- Dewanganj Location in Province No. 1 Dewanganj Dewanganj (Nepal)
- Coordinates: 26°27′N 87°08′E﻿ / ﻿26.45°N 87.14°E
- Province: Province No. 1
- District: Sunsari
- Wards: 7
- Established: 10 March 2017

Government
- • Type: Rural Council
- • Chairperson: Mr. Bechan Prasad Mehta (PSP-N)
- • Vice-chairperson: Mrs. Bhiva Devi Yadav (NC)

Area
- • Total: 53.56 km^{2} (20.68 sq mi)

Population (2011)
- • Total: 35,073
- • Density: 654.8/km^{2} (1,696/sq mi)
- • Ethnicities: kushwaha yadav muslim etc
- Time zone: UTC+5:45 (Nepal Standard Time)
- Headquarter: Dewanganj (VDC)
- Website: official website

= Dewanganj Rural Municipality =

Dewanganj (देवानगञ्ज गाउँपालिका) is a rural community (Gaunpalika) located in the Sunsari District of Province No. 1 of Nepal.

== Geography ==
It is about 5–6 km away from Bihar (India) and the nearest market for its people is in Phulkaha, India. Sunsari hosts 12 communities, 6 urban and 6 rural.

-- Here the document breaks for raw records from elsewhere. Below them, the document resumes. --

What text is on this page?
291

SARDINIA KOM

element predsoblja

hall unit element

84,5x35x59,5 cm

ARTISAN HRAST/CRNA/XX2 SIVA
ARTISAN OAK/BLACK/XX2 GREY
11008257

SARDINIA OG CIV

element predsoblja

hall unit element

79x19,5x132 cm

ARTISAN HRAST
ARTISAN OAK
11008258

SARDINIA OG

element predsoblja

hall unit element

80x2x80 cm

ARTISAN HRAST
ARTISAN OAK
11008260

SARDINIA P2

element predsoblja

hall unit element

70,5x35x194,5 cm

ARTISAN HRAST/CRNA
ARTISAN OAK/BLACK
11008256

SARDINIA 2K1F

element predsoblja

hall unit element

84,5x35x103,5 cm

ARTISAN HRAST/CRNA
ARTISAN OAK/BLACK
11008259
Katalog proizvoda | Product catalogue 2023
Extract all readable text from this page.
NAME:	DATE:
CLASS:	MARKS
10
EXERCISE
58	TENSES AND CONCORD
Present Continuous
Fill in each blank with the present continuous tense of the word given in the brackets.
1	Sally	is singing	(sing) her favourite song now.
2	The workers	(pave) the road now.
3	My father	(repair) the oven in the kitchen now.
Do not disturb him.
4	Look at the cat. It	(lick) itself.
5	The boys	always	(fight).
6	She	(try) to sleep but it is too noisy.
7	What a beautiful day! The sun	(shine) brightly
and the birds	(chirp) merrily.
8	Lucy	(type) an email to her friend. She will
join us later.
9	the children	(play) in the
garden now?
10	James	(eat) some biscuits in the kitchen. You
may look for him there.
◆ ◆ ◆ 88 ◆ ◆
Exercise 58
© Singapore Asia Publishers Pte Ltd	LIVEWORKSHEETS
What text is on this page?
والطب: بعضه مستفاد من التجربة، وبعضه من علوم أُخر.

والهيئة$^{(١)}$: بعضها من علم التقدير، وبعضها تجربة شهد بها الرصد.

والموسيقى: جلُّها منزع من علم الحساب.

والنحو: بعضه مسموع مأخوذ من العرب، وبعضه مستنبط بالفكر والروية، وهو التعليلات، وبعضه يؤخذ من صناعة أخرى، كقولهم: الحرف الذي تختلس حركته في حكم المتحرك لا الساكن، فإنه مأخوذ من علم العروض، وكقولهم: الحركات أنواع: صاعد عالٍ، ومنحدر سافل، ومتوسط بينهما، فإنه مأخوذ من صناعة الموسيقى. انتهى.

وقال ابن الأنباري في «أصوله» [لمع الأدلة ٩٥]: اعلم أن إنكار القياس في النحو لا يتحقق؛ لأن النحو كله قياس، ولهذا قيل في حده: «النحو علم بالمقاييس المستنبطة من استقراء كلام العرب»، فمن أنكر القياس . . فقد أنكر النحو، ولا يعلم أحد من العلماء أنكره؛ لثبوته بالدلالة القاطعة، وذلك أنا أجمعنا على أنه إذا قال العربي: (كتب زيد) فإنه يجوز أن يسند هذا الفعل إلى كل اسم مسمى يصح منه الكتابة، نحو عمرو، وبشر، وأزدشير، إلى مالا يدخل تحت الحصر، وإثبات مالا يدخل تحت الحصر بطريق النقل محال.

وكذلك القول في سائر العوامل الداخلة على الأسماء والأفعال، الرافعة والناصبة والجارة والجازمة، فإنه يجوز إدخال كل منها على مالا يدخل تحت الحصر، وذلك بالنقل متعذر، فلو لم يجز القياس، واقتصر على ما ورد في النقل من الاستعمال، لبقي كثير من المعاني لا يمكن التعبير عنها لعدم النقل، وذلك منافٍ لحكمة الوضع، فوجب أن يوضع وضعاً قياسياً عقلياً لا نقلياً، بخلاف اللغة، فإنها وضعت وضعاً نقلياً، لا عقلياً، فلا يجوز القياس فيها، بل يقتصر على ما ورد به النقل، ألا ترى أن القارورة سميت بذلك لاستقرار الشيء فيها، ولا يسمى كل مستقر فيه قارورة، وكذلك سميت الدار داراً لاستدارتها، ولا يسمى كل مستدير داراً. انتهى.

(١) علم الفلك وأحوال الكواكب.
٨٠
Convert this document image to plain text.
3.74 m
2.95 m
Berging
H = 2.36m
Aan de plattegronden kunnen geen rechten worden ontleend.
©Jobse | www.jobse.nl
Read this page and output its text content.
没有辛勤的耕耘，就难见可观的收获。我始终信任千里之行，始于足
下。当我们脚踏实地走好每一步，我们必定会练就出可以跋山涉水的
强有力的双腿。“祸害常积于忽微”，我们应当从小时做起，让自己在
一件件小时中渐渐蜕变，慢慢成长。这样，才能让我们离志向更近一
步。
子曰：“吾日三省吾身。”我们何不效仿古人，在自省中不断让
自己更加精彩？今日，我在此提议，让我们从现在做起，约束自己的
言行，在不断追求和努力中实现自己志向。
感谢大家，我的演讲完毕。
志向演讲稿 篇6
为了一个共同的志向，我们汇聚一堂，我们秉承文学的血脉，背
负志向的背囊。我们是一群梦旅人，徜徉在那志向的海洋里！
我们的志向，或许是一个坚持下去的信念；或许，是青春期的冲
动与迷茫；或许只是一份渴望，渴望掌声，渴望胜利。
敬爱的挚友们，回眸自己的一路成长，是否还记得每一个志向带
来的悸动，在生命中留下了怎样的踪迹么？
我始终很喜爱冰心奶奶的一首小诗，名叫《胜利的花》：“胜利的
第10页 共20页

According to the Ministry of Federal Affairs and Local Development, Dewanganj has an area of 53.56 km2.

== Demographics ==
The population of the community numbers 39,367 as of the 2021 Census of Nepal.

=== Ethnic groups ===

The largest ethnic group is Kushwaha, who make up 40% of the population, Yadav and Muslim are the second and third largest groups with 17% and 11% respectively. Other various ethnic groups make up 32% of the population.

== Administration ==
Village development committees Madhyeharsahi, Dewanganj (VDC), Kaptanganj, Sahebganj and Ramganj Senuwari merged to form this local level body. Fulfilling the requirement of the new Constitution of Nepal 2015, Ministry of Federal Affairs and Local Development merged all VDCs and Communities into 753 new local level bodies (Communities).

The newly formed rural community is divided into 7 wards, with its headquarters at Dewanganj (VDC).